Monday, May 7, 2018

General Commentary About Critique Papers


  • Watch careless mistakes. Proofread your work. Read your work out loud to catch missing words, or minor grammar errors. This can improve your grade. Use Grammarly or some other online grammar checker. 
  • Proper nouns are capitalized. Skull Island is a proper noun, because it is a named, specific place. Other rules for proper nouns can be found here
  • Learn comma usage. There is usually a comma before the conjunction "but". See other rules at this link.
  • Analysis and critique requires a writer to go a little more in-depth from what is obvious to what a viewer may miss. As such, the best papers were able to analyze and critique the film based on the critical lens. In most cases this was "feminism" or "gender" issues. Typical questions you might have asked and examined in King Kong might have been:
  1. How is the relationship between men and women portrayed? Since there's only one female character, how are the men's relationships different with Ann?
  2. What are the power relationships between men and women (or characters assuming male/female roles)?
  3. How are male and female roles defined? Why is Ann a weak character? Why is Jack Driscoll the only male who can save Ann? Denham doesn't save Ann--his concern is getting famous from his pictures--what gives?

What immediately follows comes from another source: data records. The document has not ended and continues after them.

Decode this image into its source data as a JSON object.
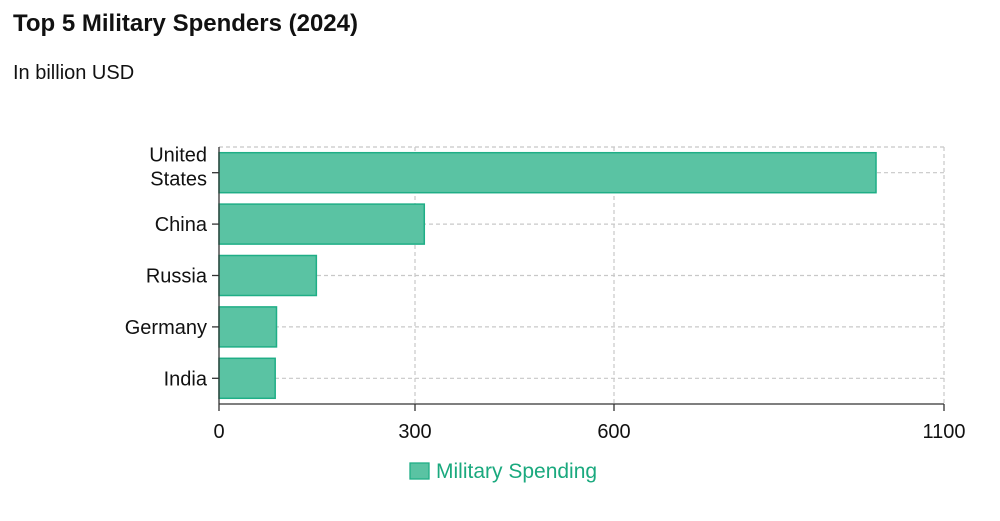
{
  "chart_data": {
    "type": "bar",
    "orientation": "horizontal",
    "title": "Top 5 Military Spenders (2024)",
    "subtitle": "In billion USD",
    "categories": [
      "United States",
      "China",
      "Russia",
      "Germany",
      "India"
    ],
    "series": [
      {
        "name": "Military Spending",
        "values": [
          997,
          314,
          149,
          88,
          86
        ],
        "color": "#5ac3a3",
        "stroke": "#1fae86"
      }
    ],
    "xticks": [
      0,
      300,
      600,
      1100
    ],
    "xlim": [
      0,
      1100
    ],
    "xlabel": "",
    "ylabel": "",
    "grid": true,
    "legend_position": "bottom",
    "legend_color": "#1aa97e"
  }
}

  4. What constitutes masculinity and femininity? King Kong is the quintessential masculine figure, but so, too, is Jack Driscoll. You could have discussed how the two characters compare. 
  5. How do characters embody these gender traits? Use examples from the film to examine the issue and prove your point.

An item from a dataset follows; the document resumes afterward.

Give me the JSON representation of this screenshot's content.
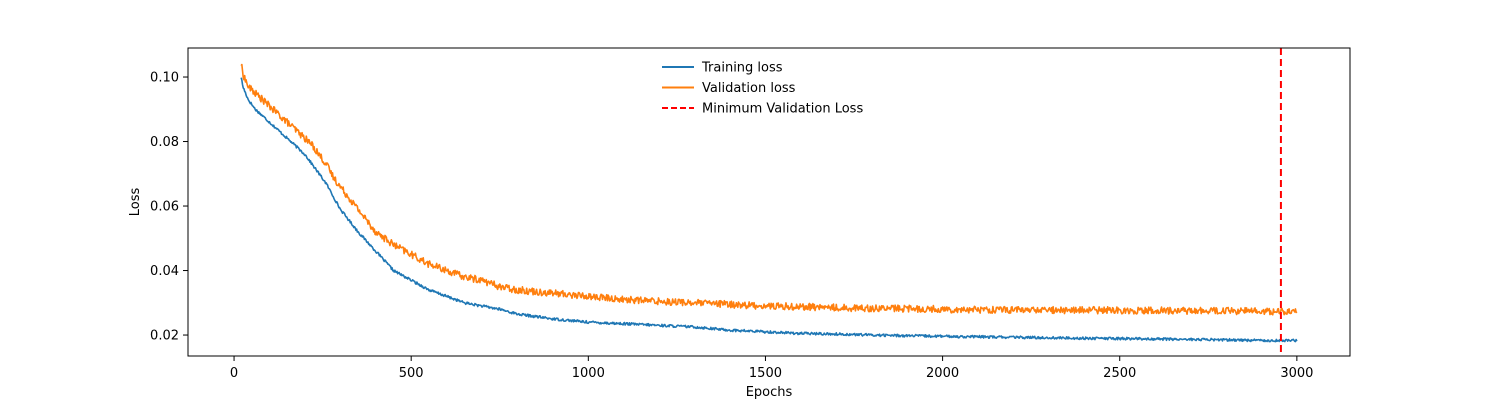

  6. Do characters take on traits from opposite genders? How so? How does this change others’ reactions to them? When is Ann "masculine"? When is the captain or Denham more "passive"? When is Kong "passive"? 
  7. What does the work reveal about the operations (economically, politically, socially, or psychologically) of patriarchy? What is the men's solution to every problem? Hint: NRA.
  8. What does the work imply about the possibilities of sisterhood as a mode of resisting patriarchy? Since Ann is the only female in the film, except at the very beginning when we see women in a bread line for a homeless shelter--focus on that scene. How do the women treat each other? 
  9. What does the work say about women's creativity? How or why might Ann be able to survive in the wild? How is she "creative"? She's an "actress"--how does "acting" help her survive?
  10. What does the history of the work's reception by the public and by the critics tell us about the operation of patriarchy? This requires research into the articles and links I gave you. How was the film received by the public? How is it received today?
  11. What role does the work play in terms of women's literary history and literary tradition? King Kong is not the only "dinosaur" story--consider what films or books came before this film. In particular, the silent film "The Lost World" would have been helpful to know about.
Finally, you MUST provide evidence for your statements or claims. Draw upon scenes from the film to back up what you state as true, but also try a little research to find out what life and attitudes were really like about females. We aren't getting the full reality of things or how people thought simply by watching a mass media film. There is, however, a male bias in Hollywood that has existed for a long, long time. Any contemporary connections you can think of?